Широкому распространению русского мата способствует его примечательная грамматика. Фонетически матерные слова характеризуются краткостью: не более двух слогов в исходной форме. Это, кстати, очень помогает усвоению мата инородцами: представим себе, что пришлось бы ругаться словом «выкарабкивающиеся»… А эти краткие, сочные сочетания звуков охотно произносят не только туркмены и латыши, но и жители стран социалистического лагеря, и вообще все иностранцы, сталкивающиеся с русским народом. К одному нашему ньюйоркскому приятелю пришел сантехник и, узнав, что клиент из России, заявил о своем знании русского языка: вначале спел довольно чисто "Легко на сердце от песни веселой", а потом разразился виртуозным, многоэтажным матом. Сантехник оказался итальянцем, пробывшим два года в русском плену. Он стоял возле унитаза, маленький и седой, подняв руку, торжественно, будто цитируя Данте, и произносил кощунственные, леденящие душу слова на нашем родном языке.
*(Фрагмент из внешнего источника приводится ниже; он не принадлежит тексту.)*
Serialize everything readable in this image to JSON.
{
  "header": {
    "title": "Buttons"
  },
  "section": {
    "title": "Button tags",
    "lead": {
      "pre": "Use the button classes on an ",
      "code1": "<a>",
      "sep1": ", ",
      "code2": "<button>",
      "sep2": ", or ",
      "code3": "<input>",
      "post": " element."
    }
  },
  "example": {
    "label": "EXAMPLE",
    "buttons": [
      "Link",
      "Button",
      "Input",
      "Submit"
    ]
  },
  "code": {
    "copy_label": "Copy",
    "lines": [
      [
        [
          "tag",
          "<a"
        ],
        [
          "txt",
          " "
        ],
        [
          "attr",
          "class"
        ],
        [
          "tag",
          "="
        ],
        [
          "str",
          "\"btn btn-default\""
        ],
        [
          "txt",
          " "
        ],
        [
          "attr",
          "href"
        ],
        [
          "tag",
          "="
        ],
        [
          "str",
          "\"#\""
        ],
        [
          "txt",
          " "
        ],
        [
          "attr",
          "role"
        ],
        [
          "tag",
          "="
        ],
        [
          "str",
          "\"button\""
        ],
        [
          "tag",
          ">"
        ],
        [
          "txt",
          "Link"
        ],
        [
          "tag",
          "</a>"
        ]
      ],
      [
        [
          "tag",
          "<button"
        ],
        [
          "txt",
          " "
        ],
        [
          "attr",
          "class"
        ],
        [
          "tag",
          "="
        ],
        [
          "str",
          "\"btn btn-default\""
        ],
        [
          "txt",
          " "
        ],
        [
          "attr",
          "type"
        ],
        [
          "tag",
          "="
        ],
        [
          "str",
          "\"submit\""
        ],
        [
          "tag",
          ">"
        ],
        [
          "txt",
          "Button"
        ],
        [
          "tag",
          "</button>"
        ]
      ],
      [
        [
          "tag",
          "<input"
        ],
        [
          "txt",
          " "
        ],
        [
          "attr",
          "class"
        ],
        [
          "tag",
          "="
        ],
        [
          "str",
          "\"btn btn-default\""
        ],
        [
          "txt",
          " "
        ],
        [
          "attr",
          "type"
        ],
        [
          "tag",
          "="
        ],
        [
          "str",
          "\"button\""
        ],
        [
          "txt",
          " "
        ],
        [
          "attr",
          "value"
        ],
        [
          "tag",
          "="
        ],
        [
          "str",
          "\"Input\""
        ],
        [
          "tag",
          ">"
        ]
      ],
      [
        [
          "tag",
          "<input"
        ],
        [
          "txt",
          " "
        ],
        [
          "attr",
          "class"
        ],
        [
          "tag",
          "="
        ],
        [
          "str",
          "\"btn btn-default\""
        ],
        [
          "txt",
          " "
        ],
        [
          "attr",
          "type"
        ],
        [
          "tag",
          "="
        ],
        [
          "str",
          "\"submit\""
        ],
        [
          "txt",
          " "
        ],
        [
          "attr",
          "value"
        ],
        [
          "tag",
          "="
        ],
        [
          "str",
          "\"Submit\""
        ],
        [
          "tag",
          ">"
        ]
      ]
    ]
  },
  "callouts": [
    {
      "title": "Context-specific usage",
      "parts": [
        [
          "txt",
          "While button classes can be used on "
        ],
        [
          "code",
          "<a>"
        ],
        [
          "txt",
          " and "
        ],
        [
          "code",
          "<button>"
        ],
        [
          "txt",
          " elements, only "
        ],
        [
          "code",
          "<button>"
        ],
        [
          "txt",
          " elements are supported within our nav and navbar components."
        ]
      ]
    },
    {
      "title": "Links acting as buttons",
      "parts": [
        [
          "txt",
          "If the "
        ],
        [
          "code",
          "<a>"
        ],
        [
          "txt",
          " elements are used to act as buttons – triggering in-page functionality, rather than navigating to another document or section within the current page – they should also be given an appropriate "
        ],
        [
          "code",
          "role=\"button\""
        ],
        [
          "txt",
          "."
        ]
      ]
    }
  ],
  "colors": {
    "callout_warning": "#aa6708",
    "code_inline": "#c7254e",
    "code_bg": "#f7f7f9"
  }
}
Лексическая бедность мата (всего четыре корневых основы) с избытком компенсируется гибкой морфологией и богатейшим словообразованием. Матерные слова допускают сочетание практически со всеми приставками, суффиксами и окончаниями русского языка, легко и свободно превращаются в глаголы, прилагательные, наречия. В плане синтаксиса свобода еще больше: мат может быть любым членом предложения, вступает в любую синтаксическую связь и отличается абсолютной сочетаемостью.

И, наконец, самое важное: матерные слова обладают условной универсальной номинативностью, то есть нулевой семантикой и полной амбивалентностью. В зависимости от ситуации мат может обозначать все что угодно: похвалу, осуждение, восторг, огорчение. Именно эта высочайшая бессмысленность мата в сочетании с широтой распространения делает его самой, пожалуй, яркой иллюстрацией к современной мисологии — боязни слова.